Wir brauchen auch keine solche Fälle.Das einbürgern von verhüllten Personen soll sowieso verboten werden.Auch den Aufenthalt in der Schweiz soll solchen lieben Leuten auch nicht gewährt werden.Sollen sich anpassen oder wieder ausreisen.Auch bei Touristen keine Ausnahme. Wir müssen uns in ihren Ländern auch anpassen.
Jetzt Burka und andere Verhüllungen verbieten! Auch verbieten vom tragen des Kopftuches in Öffentlichen Gebäuden, bei der Arbeit an Staatlichen Stellen und des öffentlichen Dienstes. Auch das Kopftuch bei Verkäuferinnen der Grossverteiler muss sofort durchgesetzt werden. Ich möchte nämlich nicht belästigt werden beim einkaufen von den Trägern von Religiösen Symbolen.
Ja, Albert, so wie Sie das sagen, da müssen Sie ja vom Fach sein!

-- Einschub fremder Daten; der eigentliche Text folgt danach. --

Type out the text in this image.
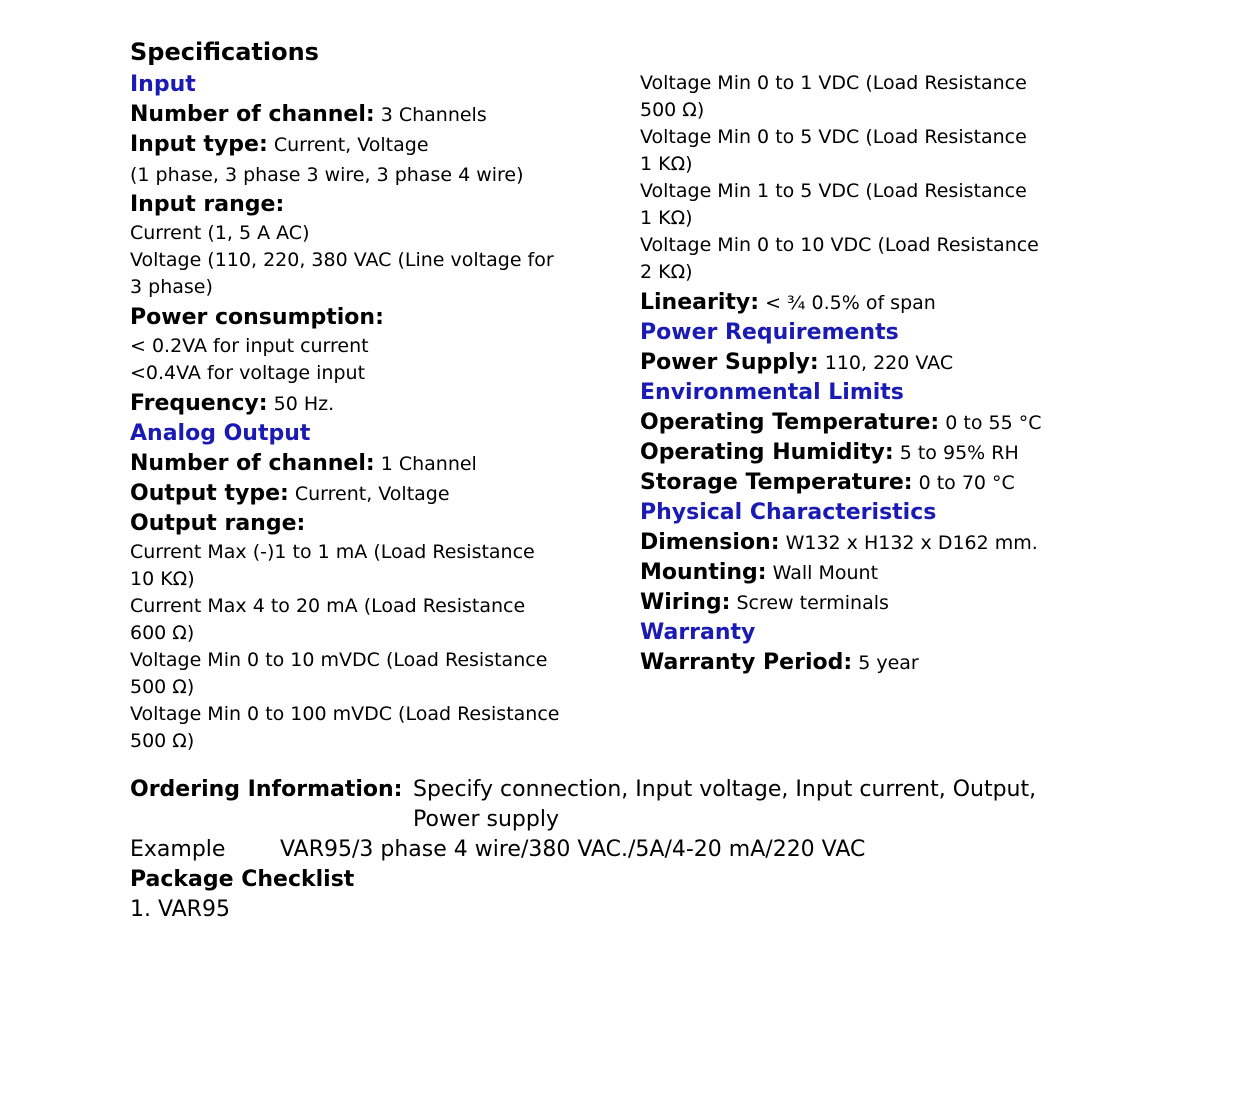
Specifications
Input
Number of channel: 3 Channels
Input type: Current, Voltage
(1 phase, 3 phase 3 wire, 3 phase 4 wire)
Input range:
Current (1, 5 A AC)
Voltage (110, 220, 380 VAC (Line voltage for
3 phase)
Power consumption:
< 0.2VA for input current
<0.4VA for voltage input
Frequency: 50 Hz.
Analog Output
Number of channel: 1 Channel
Output type: Current, Voltage
Output range:
Current Max (-)1 to 1 mA (Load Resistance
10 KΩ)
Current Max 4 to 20 mA (Load Resistance
600 Ω)
Voltage Min 0 to 10 mVDC (Load Resistance
500 Ω)
Voltage Min 0 to 100 mVDC (Load Resistance
500 Ω)
Voltage Min 0 to 1 VDC (Load Resistance
500 Ω)
Voltage Min 0 to 5 VDC (Load Resistance
1 KΩ)
Voltage Min 1 to 5 VDC (Load Resistance
1 KΩ)
Voltage Min 0 to 10 VDC (Load Resistance
2 KΩ)
Linearity: < ¾ 0.5% of span
Power Requirements
Power Supply: 110, 220 VAC
Environmental Limits
Operating Temperature: 0 to 55 °C
Operating Humidity: 5 to 95% RH
Storage Temperature: 0 to 70 °C
Physical Characteristics
Dimension: W132 x H132 x D162 mm.
Mounting: Wall Mount
Wiring: Screw terminals
Warranty
Warranty Period: 5 year
Ordering Information: Specify connection, Input voltage, Input current, Output, Power supply
Example	VAR95/3 phase 4 wire/380 VAC./5A/4-20 mA/220 VAC
Package Checklist
1. VAR95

Bitte erzählen Sie uns einmal, wie so ein Fall in der Schweiz gehandhabt würde oder schon gelöst werden musste! Oder kennen Sie einen gleichgelagerten Fall in der Schweiz, wo der muslimische Mann seine Frau zum Burkatragen zwingt und überhaupt, dazu noch strenggläubig den Islam predigt!?

Ich erwarte von Ihnen eine Antwort. Danke!
Einbürgerung
Hut ab! Da hat Frankreich sehr richtig entschieden. In der Schweiz wäre so was wohl kaum zu realisieren. Da gäbe es genügend Gruppen und Parteien, welche das für ungerecht halten. Die Schweiz ist vor lauter Mitspracherechten kaum mehr handlungsfähig.